Periodic Reporting Considerations
As companies prepare their 10-Q filings for the quarter ended March 31, issuers should put increased focus on the risk factors and MD&A sections. Almost every company will need COVID-19 specific risk factors that address the possible impacts of the pandemic on operations and financial results. Risk factors should be specifically tailored to the company’s business. Addressing known and foreseeable risks particular to your company’s business will provide substantially more protection than generic risk factors that could be found in any company’s filings. Furthermore, MD&A disclosure must include a discussion of known trends and uncertainties as well as a discussion of material factors affecting the company’s liquidity. The CF guidance includes a number of questions that companies should consider when preparing disclosures. Issues the guidance raise include the pandemic’s effect on both near term and long term financial results, the impact on overall liquidity position including access to cash and the ability to meet covenants under a credit facility, ability to service debt or access the debt markets, material impairments and restructuring charges, the effects of remote working on the ability to maintain operations (including financial controls and disclosure controls), problems with implementing or expanding a business continuity plan, effects on supply chain, and the impact of travel restrictions. Each company must conduct its own assessment to give investors an understanding of how management is evaluating the current and future impact of the pandemic.

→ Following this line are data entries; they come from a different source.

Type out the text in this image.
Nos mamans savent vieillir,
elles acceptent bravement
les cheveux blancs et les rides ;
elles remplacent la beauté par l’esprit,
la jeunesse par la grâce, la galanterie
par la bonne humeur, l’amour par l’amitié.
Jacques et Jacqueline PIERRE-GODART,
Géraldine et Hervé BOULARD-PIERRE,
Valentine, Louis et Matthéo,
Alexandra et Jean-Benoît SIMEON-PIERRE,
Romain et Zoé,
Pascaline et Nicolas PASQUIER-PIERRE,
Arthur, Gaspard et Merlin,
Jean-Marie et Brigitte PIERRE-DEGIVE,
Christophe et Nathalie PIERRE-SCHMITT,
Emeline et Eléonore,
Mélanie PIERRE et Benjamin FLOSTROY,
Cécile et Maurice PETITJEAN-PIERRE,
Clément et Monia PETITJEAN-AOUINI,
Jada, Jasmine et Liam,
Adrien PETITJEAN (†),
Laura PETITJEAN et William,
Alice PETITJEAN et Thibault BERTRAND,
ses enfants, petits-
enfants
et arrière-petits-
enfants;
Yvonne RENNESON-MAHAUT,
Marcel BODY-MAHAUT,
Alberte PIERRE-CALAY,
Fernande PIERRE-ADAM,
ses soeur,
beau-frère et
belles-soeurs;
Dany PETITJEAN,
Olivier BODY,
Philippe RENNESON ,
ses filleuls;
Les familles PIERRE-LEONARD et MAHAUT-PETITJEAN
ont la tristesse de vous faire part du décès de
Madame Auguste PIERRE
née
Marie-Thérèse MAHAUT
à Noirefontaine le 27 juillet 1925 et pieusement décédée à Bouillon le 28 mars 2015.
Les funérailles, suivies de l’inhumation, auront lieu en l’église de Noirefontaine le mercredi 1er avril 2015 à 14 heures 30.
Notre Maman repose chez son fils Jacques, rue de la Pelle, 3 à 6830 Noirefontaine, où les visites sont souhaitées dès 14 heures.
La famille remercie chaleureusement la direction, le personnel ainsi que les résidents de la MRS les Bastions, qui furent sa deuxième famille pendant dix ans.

NYSE and NASDAQ Rules Impact
As a result of the significant decline in stock prices, the NYSE proposed, and the SEC approved, a suspension of the NYSE requirement that companies maintain an average global market capitalization over a consecutive 30-day period of at least $15 million.6 The suspension of the NYSE market cap standard is effective until June 30, 2020. Significantly, the SEC has also approved the NYSE proposal to temporarily ease certain aspects of Rule 312.03, which requires shareholder approval for certain issuances of equity, including issuances exceeding 20% and certain issuances to certain related persons.7 The easing of this requirement is intended to help companies more easily raise capital in private placements during this economic crisis. Nasdaq has not yet suspended any of its listing rules, but has issued an information memorandum that provides that Nasdaq will take pandemic-related impacts into account when evaluating currently pending or new requests for financial viability exceptions under the Nasdaq shareholder approval rules.8 Nasdaq also indicated it is closely monitoring COVID-19’s impact on market volatility and encourages companies to contact them if there are circumstances that may warrant exceptions to compliance with other rules.